BCGワクチン 新型コロナへの適応外使用は「再考を」 定期接種の安定供給に懸念
公開日時 2020/04/10 04:51
新型コロナウイルス感染症の予防にBCGワクチンが有効とする声があがるなかで、日本ビーシージーは適正使用を呼びかけている。BCGワクチンの出荷量が例年以上に増加するなかで、効能・効果を有する、結核予防としての乳幼児の定期接種に影響が出る恐れが出始めている。同社は、この状態が続くと、「乳幼児に対する定期接種の供給に影響を及ぼす可能性がある」と指摘。「結核予防以外の使用に対する有効性・安全性は確立していない」として、新型コロナウイルス感染症予防への適応外使用については、「今一度、ご再考いただきたい」と呼びかけている。

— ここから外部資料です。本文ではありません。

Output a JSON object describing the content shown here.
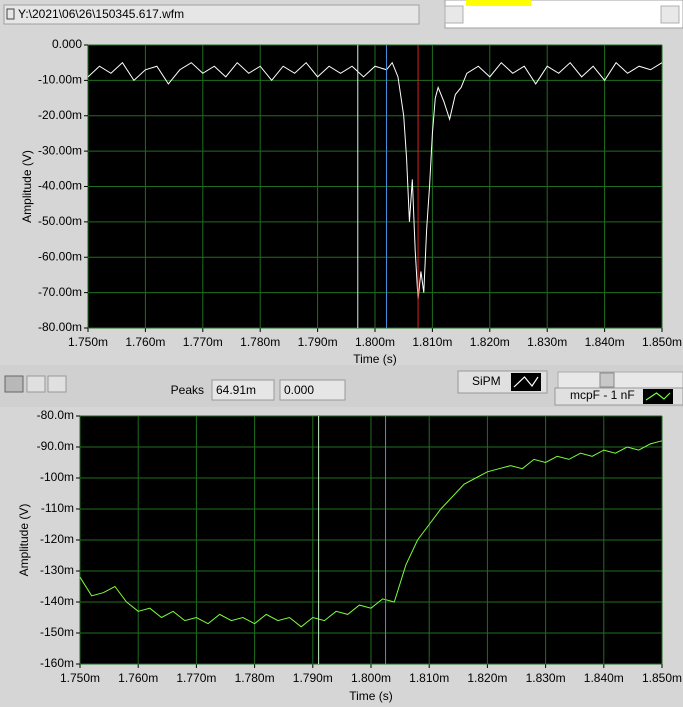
{
  "file_path": "Y:\\2021\\06\\26\\150345.617.wfm",
  "peaks": {
    "label": "Peaks",
    "value_1": "64.91m",
    "value_2": "0.000"
  },
  "chart_data": [
    {
      "type": "line",
      "xlabel": "Time (s)",
      "ylabel": "Amplitude (V)",
      "xlim": [
        0.00175,
        0.00185
      ],
      "ylim": [
        -0.08,
        0
      ],
      "xticks": [
        {
          "value": 0.00175,
          "label": "1.750m"
        },
        {
          "value": 0.00176,
          "label": "1.760m"
        },
        {
          "value": 0.00177,
          "label": "1.770m"
        },
        {
          "value": 0.00178,
          "label": "1.780m"
        },
        {
          "value": 0.00179,
          "label": "1.790m"
        },
        {
          "value": 0.0018,
          "label": "1.800m"
        },
        {
          "value": 0.00181,
          "label": "1.810m"
        },
        {
          "value": 0.00182,
          "label": "1.820m"
        },
        {
          "value": 0.00183,
          "label": "1.830m"
        },
        {
          "value": 0.00184,
          "label": "1.840m"
        },
        {
          "value": 0.00185,
          "label": "1.850m"
        }
      ],
      "yticks": [
        {
          "value": 0,
          "label": "0.000"
        },
        {
          "value": -0.01,
          "label": "-10.00m"
        },
        {
          "value": -0.02,
          "label": "-20.00m"
        },
        {
          "value": -0.03,
          "label": "-30.00m"
        },
        {
          "value": -0.04,
          "label": "-40.00m"
        },
        {
          "value": -0.05,
          "label": "-50.00m"
        },
        {
          "value": -0.06,
          "label": "-60.00m"
        },
        {
          "value": -0.07,
          "label": "-70.00m"
        },
        {
          "value": -0.08,
          "label": "-80.00m"
        }
      ],
      "grid": true,
      "cursors": [
        {
          "x": 0.001797,
          "color": "#c8f4f4"
        },
        {
          "x": 0.001802,
          "color": "#4a90e2"
        },
        {
          "x": 0.0018075,
          "color": "#e02020"
        }
      ],
      "x": [
        0.00175,
        0.001752,
        0.001754,
        0.001756,
        0.001758,
        0.00176,
        0.001762,
        0.001764,
        0.001766,
        0.001768,
        0.00177,
        0.001772,
        0.001774,
        0.001776,
        0.001778,
        0.00178,
        0.001782,
        0.001784,
        0.001786,
        0.001788,
        0.00179,
        0.001792,
        0.001794,
        0.001796,
        0.001798,
        0.0018,
        0.001802,
        0.001803,
        0.001804,
        0.001805,
        0.0018055,
        0.001806,
        0.0018065,
        0.001807,
        0.0018075,
        0.001808,
        0.0018085,
        0.001809,
        0.0018095,
        0.00181,
        0.0018105,
        0.001811,
        0.001812,
        0.001813,
        0.001814,
        0.001815,
        0.001816,
        0.001818,
        0.00182,
        0.001822,
        0.001824,
        0.001826,
        0.001828,
        0.00183,
        0.001832,
        0.001834,
        0.001836,
        0.001838,
        0.00184,
        0.001842,
        0.001844,
        0.001846,
        0.001848,
        0.00185
      ],
      "series": [
        {
          "name": "SiPM",
          "color": "#ffffff",
          "values": [
            -0.009,
            -0.006,
            -0.008,
            -0.005,
            -0.01,
            -0.007,
            -0.006,
            -0.011,
            -0.007,
            -0.005,
            -0.008,
            -0.006,
            -0.009,
            -0.005,
            -0.008,
            -0.006,
            -0.01,
            -0.006,
            -0.008,
            -0.005,
            -0.009,
            -0.006,
            -0.008,
            -0.006,
            -0.009,
            -0.006,
            -0.007,
            -0.005,
            -0.009,
            -0.02,
            -0.032,
            -0.05,
            -0.038,
            -0.058,
            -0.072,
            -0.064,
            -0.07,
            -0.052,
            -0.04,
            -0.025,
            -0.015,
            -0.012,
            -0.016,
            -0.021,
            -0.014,
            -0.012,
            -0.008,
            -0.006,
            -0.009,
            -0.005,
            -0.008,
            -0.006,
            -0.011,
            -0.006,
            -0.008,
            -0.005,
            -0.009,
            -0.006,
            -0.01,
            -0.005,
            -0.008,
            -0.006,
            -0.007,
            -0.005
          ]
        }
      ]
    },
    {
      "type": "line",
      "xlabel": "Time (s)",
      "ylabel": "Amplitude (V)",
      "xlim": [
        0.00175,
        0.00185
      ],
      "ylim": [
        -0.16,
        -0.08
      ],
      "xticks": [
        {
          "value": 0.00175,
          "label": "1.750m"
        },
        {
          "value": 0.00176,
          "label": "1.760m"
        },
        {
          "value": 0.00177,
          "label": "1.770m"
        },
        {
          "value": 0.00178,
          "label": "1.780m"
        },
        {
          "value": 0.00179,
          "label": "1.790m"
        },
        {
          "value": 0.0018,
          "label": "1.800m"
        },
        {
          "value": 0.00181,
          "label": "1.810m"
        },
        {
          "value": 0.00182,
          "label": "1.820m"
        },
        {
          "value": 0.00183,
          "label": "1.830m"
        },
        {
          "value": 0.00184,
          "label": "1.840m"
        },
        {
          "value": 0.00185,
          "label": "1.850m"
        }
      ],
      "yticks": [
        {
          "value": -0.08,
          "label": "-80.0m"
        },
        {
          "value": -0.09,
          "label": "-90.0m"
        },
        {
          "value": -0.1,
          "label": "-100m"
        },
        {
          "value": -0.11,
          "label": "-110m"
        },
        {
          "value": -0.12,
          "label": "-120m"
        },
        {
          "value": -0.13,
          "label": "-130m"
        },
        {
          "value": -0.14,
          "label": "-140m"
        },
        {
          "value": -0.15,
          "label": "-150m"
        },
        {
          "value": -0.16,
          "label": "-160m"
        }
      ],
      "grid": true,
      "cursors": [
        {
          "x": 0.001791,
          "color": "#c8f4c8"
        },
        {
          "x": 0.0018025,
          "color": "#4a90e2"
        }
      ],
      "x": [
        0.00175,
        0.001752,
        0.001754,
        0.001756,
        0.001758,
        0.00176,
        0.001762,
        0.001764,
        0.001766,
        0.001768,
        0.00177,
        0.001772,
        0.001774,
        0.001776,
        0.001778,
        0.00178,
        0.001782,
        0.001784,
        0.001786,
        0.001788,
        0.00179,
        0.001792,
        0.001794,
        0.001796,
        0.001798,
        0.0018,
        0.001802,
        0.001804,
        0.001806,
        0.001808,
        0.00181,
        0.001812,
        0.001814,
        0.001816,
        0.001818,
        0.00182,
        0.001822,
        0.001824,
        0.001826,
        0.001828,
        0.00183,
        0.001832,
        0.001834,
        0.001836,
        0.001838,
        0.00184,
        0.001842,
        0.001844,
        0.001846,
        0.001848,
        0.00185
      ],
      "series": [
        {
          "name": "mcpF - 1 nF",
          "color": "#7cfc3c",
          "values": [
            -0.132,
            -0.138,
            -0.137,
            -0.135,
            -0.14,
            -0.143,
            -0.142,
            -0.145,
            -0.143,
            -0.146,
            -0.145,
            -0.147,
            -0.144,
            -0.146,
            -0.145,
            -0.147,
            -0.144,
            -0.146,
            -0.145,
            -0.148,
            -0.145,
            -0.146,
            -0.143,
            -0.144,
            -0.141,
            -0.142,
            -0.139,
            -0.14,
            -0.128,
            -0.12,
            -0.115,
            -0.11,
            -0.106,
            -0.102,
            -0.1,
            -0.098,
            -0.097,
            -0.096,
            -0.097,
            -0.094,
            -0.095,
            -0.093,
            -0.094,
            -0.092,
            -0.093,
            -0.091,
            -0.092,
            -0.09,
            -0.091,
            -0.089,
            -0.088
          ]
        }
      ]
    }
  ]
}
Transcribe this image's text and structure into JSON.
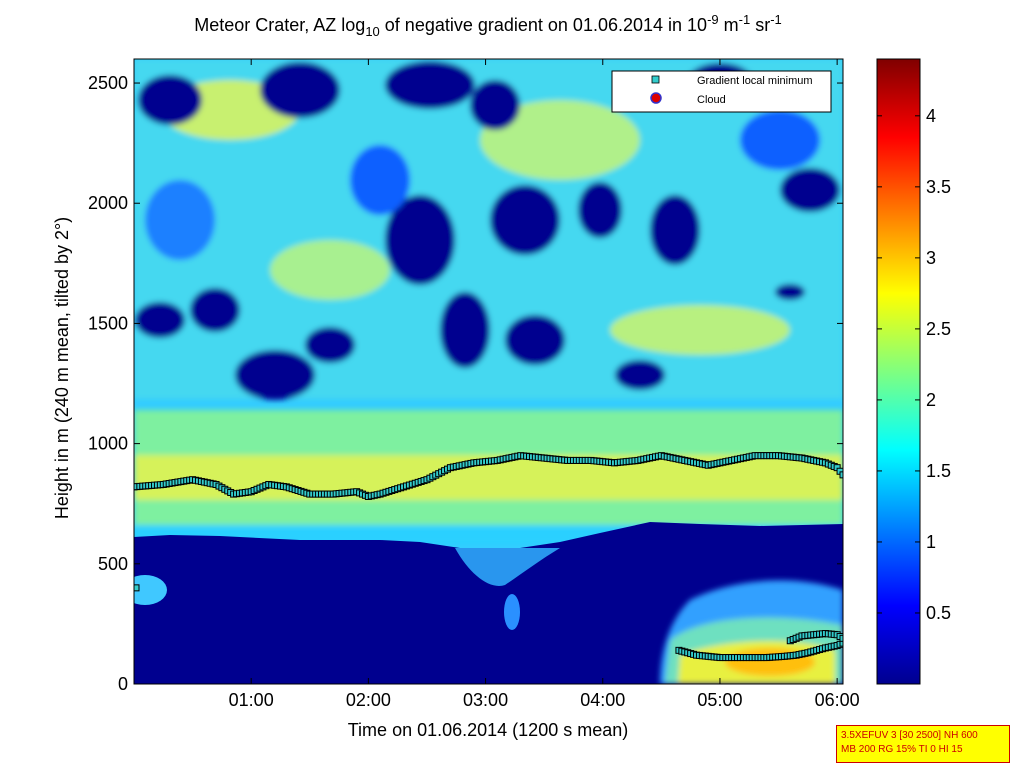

日本ビーシージーは、「適応外使用における重大な誤接種の報告も受けている」ことも指摘している。BCG ワクチンは管針を使用する特殊な接種方法(経皮接種)で、「禁注射」製剤だ。また、調製した懸濁液は非常に高濃度であり取り扱いには十分な注意が必要とされており、定期接種を行う医療機関は自治体から研修を義務付けられているケースも多いという。
◎現時点では仮説 高齢者への知見は「十分とは言えない」
世界的に新型コロナウイルス感染症の拡大が続くなかで疫学的に、日本をはじめ、BCGワクチンを幼少期に接種した国で、新型コロナウイルス感染症の患者数や重症者数が少ないことが指摘されている。オーストラリアなどでは、BCGの有用性を検証する治験をスタートさせている。まだエビデンスは確立されておらず、”BCGワクチンが新型コロナウイルスの感染を予防する”というのは、現時点では「仮説」に過ぎない。ただ、新型コロナウイルスに対する治療薬やワクチンが確立されていないなかで、高齢者をはじめとした一般の人から接種を要望する声が強まっている状況にある。
こうした状況を踏まえ、日本ワクチン学会、日本小児科学会、日本結核・非結核性抗酸菌症学会は相次いで適正使用を求める声明を発表した。日本ワクチン学会は、「“新型コロナウイルスによる感染症に対して BCG ワクチンが有効ではないか”という仮説は、いまだその真偽が科学的に確認されたものではなく、現時点では否定も肯定も、もちろん推奨もされない」と強調。「本来の適応と対象に合致しない接種が増大する結果、定期接種としての乳児への BCG ワクチンの安定供給が影響を受ける事態は避けなければならない」と訴えている。特に、高齢者については「知見は十分とは言えない」としている。
日本結核・非結核性抗酸菌症学会は、「日本高齢者、免疫力の乏しい易感染者に接種することで、BCG 自体による全身性感染症を含む、重篤な副反応が生じる事例がある」ことも指摘している。